Coover constructs the novel intricately and with fine and humane characterizations, although once can see the continued fascination with the male organ that first appeared in his first collection of stories, Pricksongs and Descants, and which has apparently continued in his later works. The experimentalism for which Coover is known, while present in this novel in a series of gnomic (and ignorable) italicized sections, do not interfere with the narrative. Humor and the pathos of shattered dreams and human gullibility imbue this novel with a distinctly timeless realism.

Wednesday, November 04, 2009

Claude Levi-Strauss

Way back in 1979, entering my freshman year as an Anthropology undergrad at the University of Texas, I picked up a copy of Levi-Strauss's The Raw and the Cooked. This was the initial volume of a four volume work on structures of human thought. I took it back to the dorm, cracked it open...and was immediately mystified.

Levi-Strauss on myth was completely alien to the facile narrative-based comparative mythologies of Joseph "Masks of God" Campbell and Mircea Eliade. It took a perusal of The Savage Mind and two volumes of material on Structural Anthropology to start to get a handle on him. It didn't help that my first class on Levi-Straussian thought was taught by a disciple of his, Ira Buchler. Buchler came into class on the first day, stood thoughtfully for a few minutes, and then, in a barely audible monotone, started to relate a story of a turtle his daughter had found in the middle of the road. This led into a monologue so opaque that it wasn't until two classes later that one brave soul stood up and, speaking for the rest of us, made it known to Buchler that we had no idea what the hell he was talking about.
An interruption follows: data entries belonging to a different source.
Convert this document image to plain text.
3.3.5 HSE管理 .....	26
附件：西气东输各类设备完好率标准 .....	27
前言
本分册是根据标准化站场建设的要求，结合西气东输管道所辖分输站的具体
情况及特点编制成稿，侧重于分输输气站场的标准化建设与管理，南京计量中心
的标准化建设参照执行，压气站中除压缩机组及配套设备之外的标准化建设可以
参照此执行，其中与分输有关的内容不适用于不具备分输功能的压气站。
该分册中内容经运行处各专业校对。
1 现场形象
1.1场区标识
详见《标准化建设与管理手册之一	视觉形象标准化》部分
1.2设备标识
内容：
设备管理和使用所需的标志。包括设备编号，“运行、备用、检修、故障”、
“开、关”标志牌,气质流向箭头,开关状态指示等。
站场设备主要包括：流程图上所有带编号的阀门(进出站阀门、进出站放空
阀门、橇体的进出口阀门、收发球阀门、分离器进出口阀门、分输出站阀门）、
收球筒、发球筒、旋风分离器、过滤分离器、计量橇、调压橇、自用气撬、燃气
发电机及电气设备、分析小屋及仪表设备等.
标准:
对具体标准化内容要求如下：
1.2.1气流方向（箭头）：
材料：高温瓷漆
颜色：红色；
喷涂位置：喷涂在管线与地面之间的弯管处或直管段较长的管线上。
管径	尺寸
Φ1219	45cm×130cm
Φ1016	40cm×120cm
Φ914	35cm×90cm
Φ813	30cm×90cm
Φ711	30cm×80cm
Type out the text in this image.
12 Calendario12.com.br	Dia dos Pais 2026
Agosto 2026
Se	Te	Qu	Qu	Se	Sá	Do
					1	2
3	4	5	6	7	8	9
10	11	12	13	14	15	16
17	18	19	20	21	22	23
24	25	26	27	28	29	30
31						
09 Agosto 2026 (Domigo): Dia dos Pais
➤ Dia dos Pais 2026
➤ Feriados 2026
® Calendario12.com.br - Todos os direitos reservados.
Fortunately, things got better after that.

Over time, I drifted away from Levi-Strauss, and I understand that his theories have not aged particularly well, at least in American academia, where structuralism seems to have joined the field of sociobiology on the intellectual dustheap. But maybe this is a harsh, ill-informed, judgement on my part.

Still, once one gets into his mindset, he is a fascinating and intricate author and thinker. Despite the difficulties of his works, I can state unequivocably that his memoir of fieldwork*, Tristes Tropiques, is one of the classics of 20th century writing, no matter how you slice it. I still get goose bumps reading the final elegaic pages:

Just as the individual is not alone in the group, nor any one society alone among the others, so man is not alone in the universe. When the spectrum or rainbow of human cultures has finally sunk into the void created by our frenzy; as long as we continue to exist and there is a world, that tenuous arch linking us to the inaccessible will still remain, to show us the opposite course to that leading to enslavement; many may be unable to follow it, but its contemplation affords him the only privilege of which he can make himself worthy; that of arresting the process, of controlling the impulse which forces him to block up the cracks in the wall of necessity one by one and to complete his work at the same time as he shuts himself up within his prison; this is a privilege coveted by every society, whatever its beliefs, its political system or its level of civilization; a privilege to which it attaches its leisure, its pleasure, its peace of mind and its freedom; the possibility, vital for life, of unhitching, which consists - Oh! fond farewell to savages and explorations! - in grasping, during the brief intervals in which our species can bring itself to interrupt its hive-like activity, the essence of what it was and continues to be, below the threshold of thought and over and above society: in the contemplation of a mineral more beautiful than all our creations; in the scent that can be smelt at the heart of a lily and is more imbued with learning than all our books; or in the brief glance, heavy with patience, serenity and mutual forgiveness, that, through some involuntary understanding, one can sometimes exchange with a cat.

*Levi-Strauss, back in the 1930's, contributed to the "Tropical Forest Tribes" volume of the excellent Handbook of South American Indians, by far the most expensive book I had hitherto bought when I special-ordered it in the early 80's.